US scientists have discovered that self-assembling nanoparticles can lock water droplets into different shapes, including ellipses and tubes. The team suggests the work could be useful for several applications including microfluidic devices, sensors and drug delivery.

Water droplets are naturally spherical and after being deformed by an external force, such as gravity or an electric field, they will naturally return to a sphere. Thomas Russell’s group at the University of Massachusetts Amherst have found that when a water droplet containing carboxylated polystyrene nanoparticles is suspended in silicone oil, the nanoparticles in the droplet self-assemble to form a monolayer at the water–oil interface.
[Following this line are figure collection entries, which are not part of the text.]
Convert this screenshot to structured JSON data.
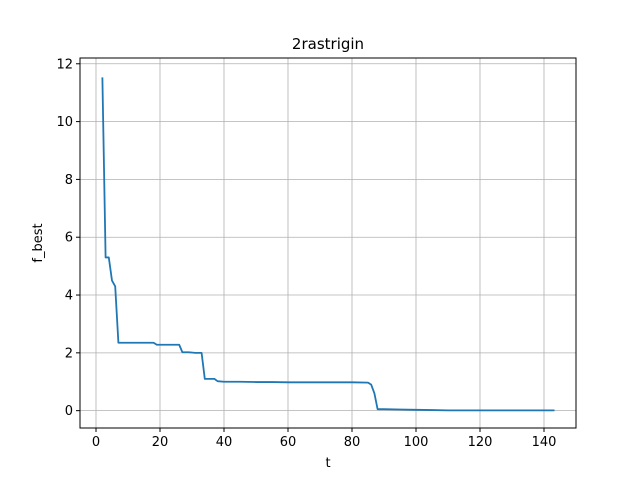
{
  "chart_data": {
    "type": "line",
    "title": "2rastrigin",
    "xlabel": "t",
    "ylabel": "f_best",
    "xlim": [
      -5,
      150
    ],
    "ylim": [
      -0.6,
      12.2
    ],
    "xticks": [
      0,
      20,
      40,
      60,
      80,
      100,
      120,
      140
    ],
    "yticks": [
      0,
      2,
      4,
      6,
      8,
      10,
      12
    ],
    "grid": true,
    "series": [
      {
        "color": "#1f77b4",
        "x": [
          2,
          3,
          4,
          5,
          6,
          7,
          8,
          18,
          19,
          26,
          27,
          28,
          29,
          31,
          32,
          33,
          34,
          36,
          37,
          38,
          40,
          45,
          50,
          55,
          60,
          65,
          70,
          75,
          80,
          85,
          86,
          87,
          88,
          90,
          95,
          100,
          105,
          110,
          120,
          130,
          140,
          143
        ],
        "y": [
          11.5,
          5.3,
          5.3,
          4.5,
          4.3,
          2.35,
          2.35,
          2.35,
          2.28,
          2.28,
          2.02,
          2.02,
          2.02,
          2.0,
          2.0,
          2.0,
          1.1,
          1.1,
          1.1,
          1.02,
          1.0,
          1.0,
          0.99,
          0.99,
          0.98,
          0.98,
          0.98,
          0.98,
          0.98,
          0.97,
          0.9,
          0.6,
          0.05,
          0.05,
          0.04,
          0.03,
          0.02,
          0.01,
          0.01,
          0.01,
          0.01,
          0.01
        ]
      }
    ]
  }
}
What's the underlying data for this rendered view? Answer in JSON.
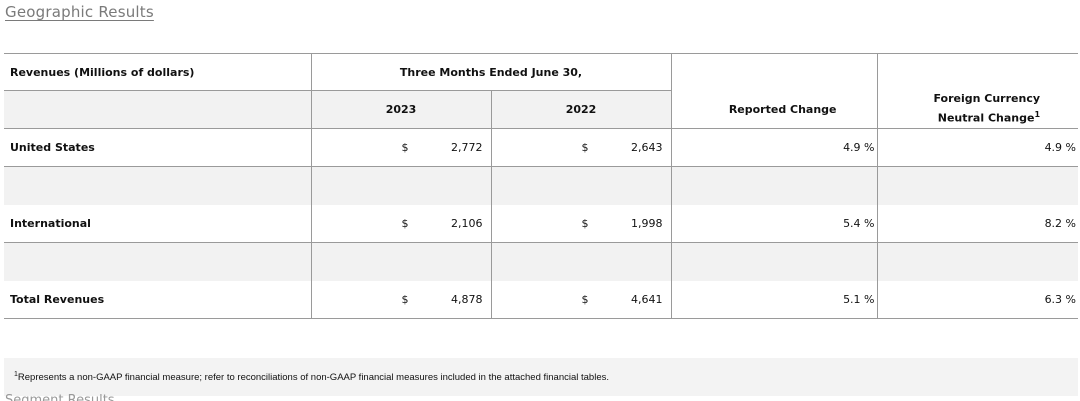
{
  "heading": "Geographic Results",
  "table": {
    "label_header": "Revenues (Millions of dollars)",
    "period_header": "Three Months Ended June 30,",
    "year1": "2023",
    "year2": "2022",
    "reported_change_header": "Reported Change",
    "fc_header_line1": "Foreign Currency",
    "fc_header_line2": "Neutral Change",
    "fc_header_sup": "1",
    "rows": [
      {
        "label": "United States",
        "cur1": "$",
        "v2023": "2,772",
        "cur2": "$",
        "v2022": "2,643",
        "reported": "4.9 %",
        "fc_neutral": "4.9 %"
      },
      {
        "label": "International",
        "cur1": "$",
        "v2023": "2,106",
        "cur2": "$",
        "v2022": "1,998",
        "reported": "5.4 %",
        "fc_neutral": "8.2 %"
      },
      {
        "label": "Total Revenues",
        "cur1": "$",
        "v2023": "4,878",
        "cur2": "$",
        "v2022": "4,641",
        "reported": "5.1 %",
        "fc_neutral": "6.3 %"
      }
    ]
  },
  "footnote": {
    "sup": "1",
    "text": "Represents a non-GAAP financial measure; refer to reconciliations of non-GAAP financial measures included in the attached financial tables."
  },
  "next_heading_partial": "Segment Results"
}
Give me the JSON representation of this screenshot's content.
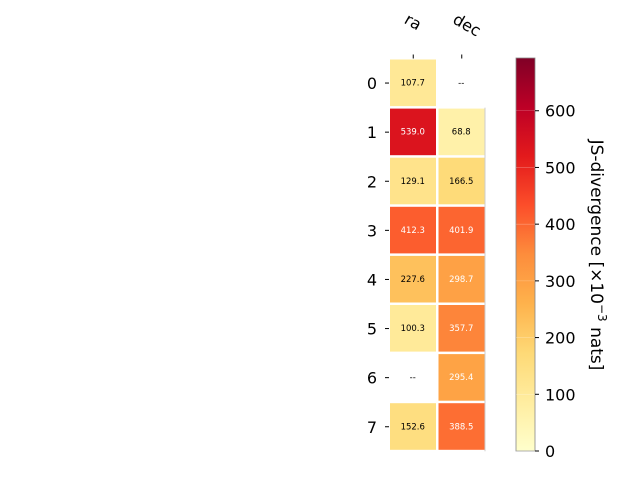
{
  "chart_data": {
    "type": "heatmap",
    "columns": [
      "ra",
      "dec"
    ],
    "rows": [
      "0",
      "1",
      "2",
      "3",
      "4",
      "5",
      "6",
      "7"
    ],
    "values": [
      [
        107.7,
        null
      ],
      [
        539.0,
        68.8
      ],
      [
        129.1,
        166.5
      ],
      [
        412.3,
        401.9
      ],
      [
        227.6,
        298.7
      ],
      [
        100.3,
        357.7
      ],
      [
        null,
        295.4
      ],
      [
        152.6,
        388.5
      ]
    ],
    "cell_labels": [
      [
        "107.7",
        "--"
      ],
      [
        "539.0",
        "68.8"
      ],
      [
        "129.1",
        "166.5"
      ],
      [
        "412.3",
        "401.9"
      ],
      [
        "227.6",
        "298.7"
      ],
      [
        "100.3",
        "357.7"
      ],
      [
        "--",
        "295.4"
      ],
      [
        "152.6",
        "388.5"
      ]
    ],
    "colorbar": {
      "label_main": "JS-divergence [×10",
      "label_exp": "−3",
      "label_end": " nats]",
      "range": [
        0,
        693
      ],
      "ticks": [
        0,
        100,
        200,
        300,
        400,
        500,
        600
      ],
      "tick_labels": [
        "0",
        "100",
        "200",
        "300",
        "400",
        "500",
        "600"
      ],
      "colormap": "YlOrRd"
    }
  }
}
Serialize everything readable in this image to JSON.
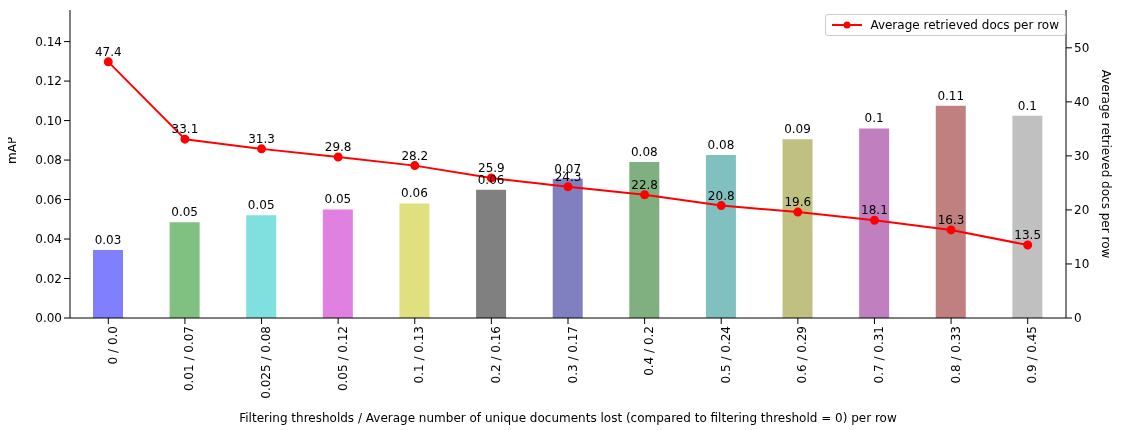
{
  "chart_data": {
    "type": "bar",
    "xlabel": "Filtering thresholds / Average number of unique documents lost (compared to filtering threshold = 0) per row",
    "ylabel": "mAP",
    "y2label": "Average retrieved docs per row",
    "categories": [
      "0 / 0.0",
      "0.01 / 0.07",
      "0.025 / 0.08",
      "0.05 / 0.12",
      "0.1 / 0.13",
      "0.2 / 0.16",
      "0.3 / 0.17",
      "0.4 / 0.2",
      "0.5 / 0.24",
      "0.6 / 0.29",
      "0.7 / 0.31",
      "0.8 / 0.33",
      "0.9 / 0.45"
    ],
    "series": [
      {
        "colors": [
          "#8080ff",
          "#80c080",
          "#80e0e0",
          "#e080e0",
          "#e0e080",
          "#808080",
          "#8080c0",
          "#80b080",
          "#80c0c0",
          "#c0c080",
          "#c080c0",
          "#c08080",
          "#c0c0c0"
        ],
        "values": [
          0.0345,
          0.0485,
          0.052,
          0.055,
          0.058,
          0.065,
          0.0705,
          0.079,
          0.0825,
          0.0905,
          0.096,
          0.1075,
          0.1025
        ],
        "value_labels": [
          "0.03",
          "0.05",
          "0.05",
          "0.05",
          "0.06",
          "0.06",
          "0.07",
          "0.08",
          "0.08",
          "0.09",
          "0.1",
          "0.11",
          "0.1"
        ]
      },
      {
        "type": "line",
        "axis": "y2",
        "name": "Average retrieved docs per row",
        "color": "#ff0000",
        "values": [
          47.4,
          33.1,
          31.3,
          29.8,
          28.2,
          25.9,
          24.3,
          22.8,
          20.8,
          19.6,
          18.1,
          16.3,
          13.5
        ],
        "value_labels": [
          "47.4",
          "33.1",
          "31.3",
          "29.8",
          "28.2",
          "25.9",
          "24.3",
          "22.8",
          "20.8",
          "19.6",
          "18.1",
          "16.3",
          "13.5"
        ]
      }
    ],
    "ylim": [
      0,
      0.156
    ],
    "yticks": [
      {
        "value": 0,
        "label": "0.00"
      },
      {
        "value": 0.02,
        "label": "0.02"
      },
      {
        "value": 0.04,
        "label": "0.04"
      },
      {
        "value": 0.06,
        "label": "0.06"
      },
      {
        "value": 0.08,
        "label": "0.08"
      },
      {
        "value": 0.1,
        "label": "0.10"
      },
      {
        "value": 0.12,
        "label": "0.12"
      },
      {
        "value": 0.14,
        "label": "0.14"
      }
    ],
    "y2lim": [
      0,
      57
    ],
    "y2ticks": [
      0,
      10,
      20,
      30,
      40,
      50
    ],
    "marker": "circle",
    "line_style": "solid",
    "legend": "top right"
  }
}
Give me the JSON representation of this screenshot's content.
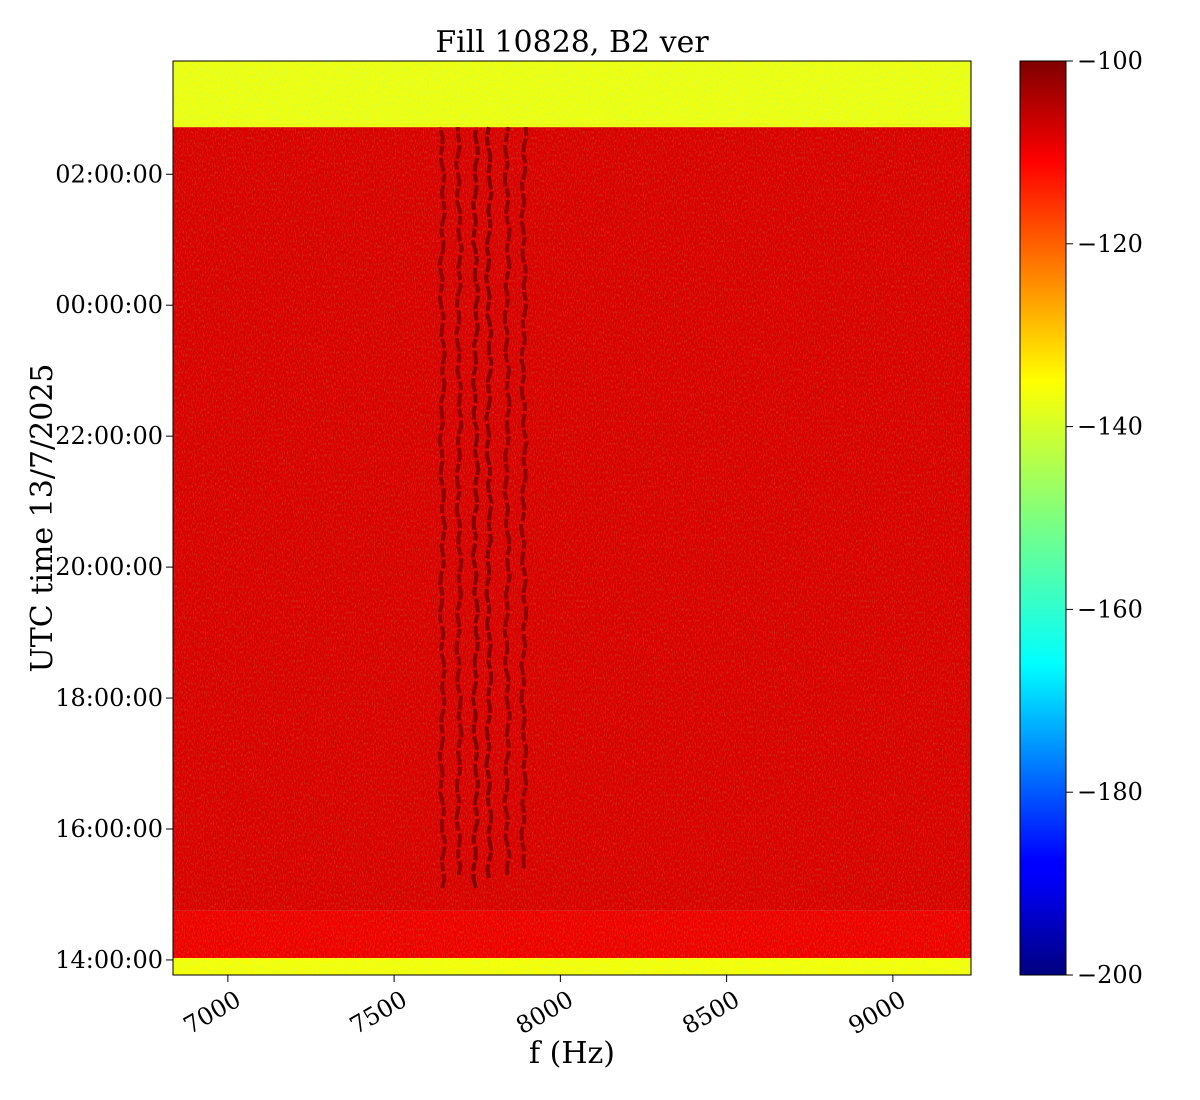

When subjected to an electric field or stirring, the drop deforms and remains locked in shape once the external force is removed.

‘The discovery was truly serendipitous,’ says Russell. ‘We have been trying to understand the dynamics of nanoparticles at fluid–fluid interfaces and have been plagued with having the nanoparticles remain stable at the interface without desorbing.’ The discovery occurred when Russell’s graduate student Mengmeng Cui chanced upon a way to stabilise deformed liquid drops.

Closer inspection revealed that desorption of nanoparticles is prevented by their interaction with the ligands in the oil which forms a self-regulating system of nanoparticle surfactants, minimising the interfacial energy and holding droplets in shape. So when a drop is deformed by electric field or stirring, the surface area of the drop increases and unjams the nanoparticle surfactant structure. This increase in surface area provides space for more nanoparticle surfactants to enter the assembly and thus the drop can be trapped in its deformed shape.

The team showed that droplets can undergo multiple consecutive deformation and jamming events and that deformed droplets remained stable even after a month. The ability to generate and stabilise liquids with a prescribed shape could have some useful applications. ‘In the case of stirring, we can make tubes of a water phase that are stable in the oil. So, we could flow something from point A to point B in the aqueous phase, like a microfluidic device,’ suggests Russell.

‘While this isn’t the first time non-spherical droplets have been made, what is exciting is the ability to tailor the shape of the droplet, which potentially opens a route to the creation of quite complex structures,’ comments David Cheung, who investigates interfaces of liquids and nanoparticles at the University of Strathclyde, UK. ‘The fact that this was only observed when both nanoparticles and surfactants were used highlights the importance of understanding how different components interact as the complexity of chemical systems increases,’ he adds.